SQLFire disk store design contains several factors that contribute to very high disk throughput. They include pooling, avoiding seeks, and buffered logging.

Pooling

Each SQLFire member manages its own disk store, and no disk contention exists between processes. Each partition can manage its data on local disks.

If the application "write" load can be uniformly balanced across the cluster, the aggregate disk throughput is equal to the disk transfer rate time the number of partitions, assuming a single disk per partition. Disk transfer rates can be up to 100MB/sec on commodity machines today.

Avoiding Seeks

Random access on disk, which causes disk heads to seek for hundreds of concurrent thread, is probably the single biggest reason why traditional databases do not scale.
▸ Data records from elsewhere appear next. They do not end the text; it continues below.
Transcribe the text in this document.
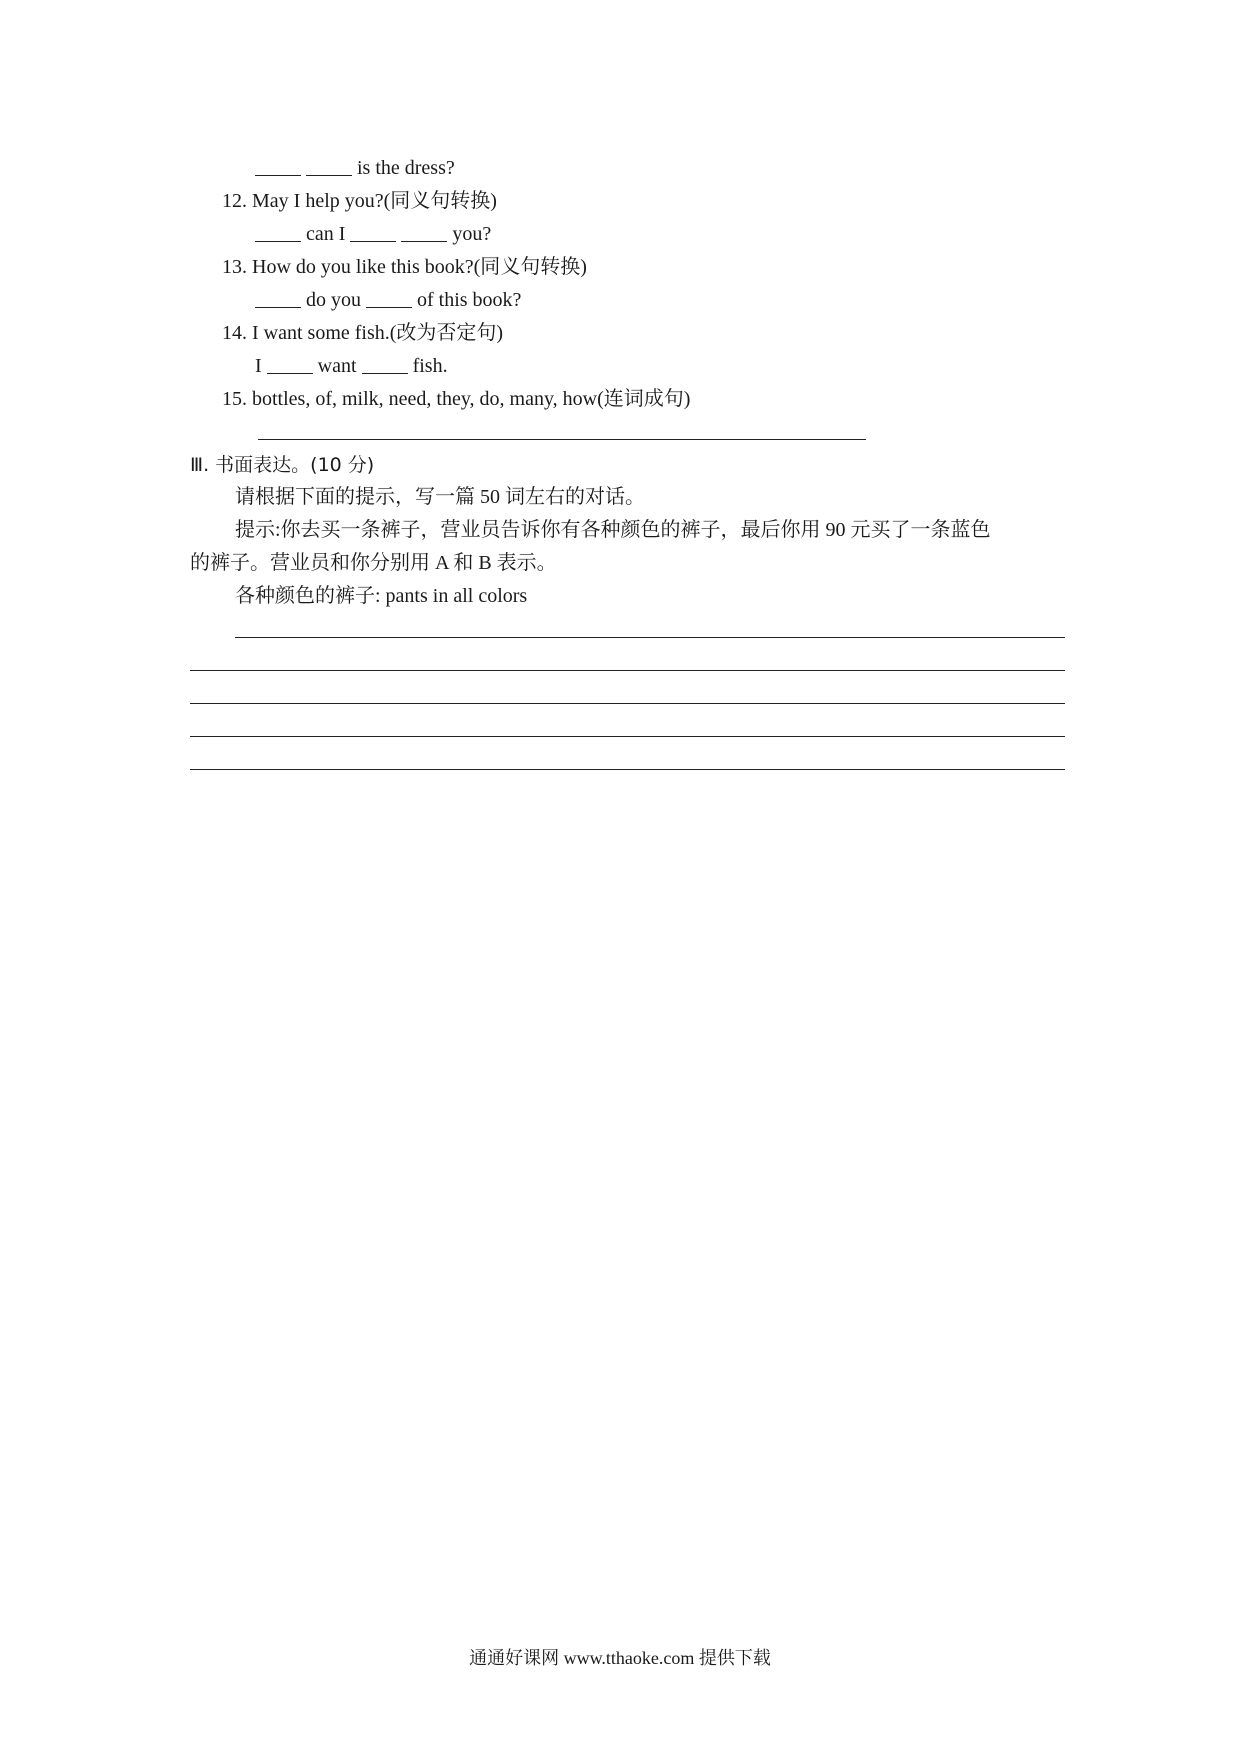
is the dress?
12. May I help you?(同义句转换)
can I	you?
13. How do you like this book?(同义句转换)
do you	of this book?
14. I want some fish.(改为否定句)
I	want	fish.
15. bottles, of, milk, need, they, do, many, how(连词成句)
Ⅲ. 书面表达。(10 分)
请根据下面的提示，写一篇 50 词左右的对话。
提示:你去买一条裤子，营业员告诉你有各种颜色的裤子，最后你用 90 元买了一条蓝色
的裤子。营业员和你分别用 A 和 B 表示。
各种颜色的裤子: pants in all colors
通通好课网 www.tthaoke.com 提供下载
Average disk seek times today are still 2ms or higher. SQLFire manages most (or all) of the data in cluster memory, and all reads are served without navigating through BTree-based indexes and data files on disk. This is the case when data is persistent. Note, however, that in overflow-only mode, data files on disk are accessed as necessary.

Buffered Logging

When writes do occur, SQLFire simply logs the operations to disk in "append-only" oplog files. By appending, SQLFire can continuously write to consecutive sectors on disk without requiring disk head movement. SQLFire flushes writes to the OS buffer rather than 'fsync' all the way to disk. The writes are buffered by the IO subsystem in the kernel, which allows the IO scheduler to merge and sort disk writes to achieve the highest possible disk throughput. Write requests need not initiate any disk I/O until some time in the future.

Thus, from the perspective of a user application, write requests stream at much higher speeds, unencumbered by the performance of the disk. Risk of data loss due to sudden failures at a hardware level are mitigated by having multiple members writing in parallel to disk. In fact, it is assumed that hardware will fail, especially in large clusters and data centers, and that software needs to take these failures into account. The SQLFire system is designed to recover in parallel from disk and to guarantee data consistency when data copies on disk do not agree with each other. Each member of the distributed system logs membership changes to its persistent files and uses this information during recovery to determine the replica that has the latest changes, and members automatically synchronize these changes at startup.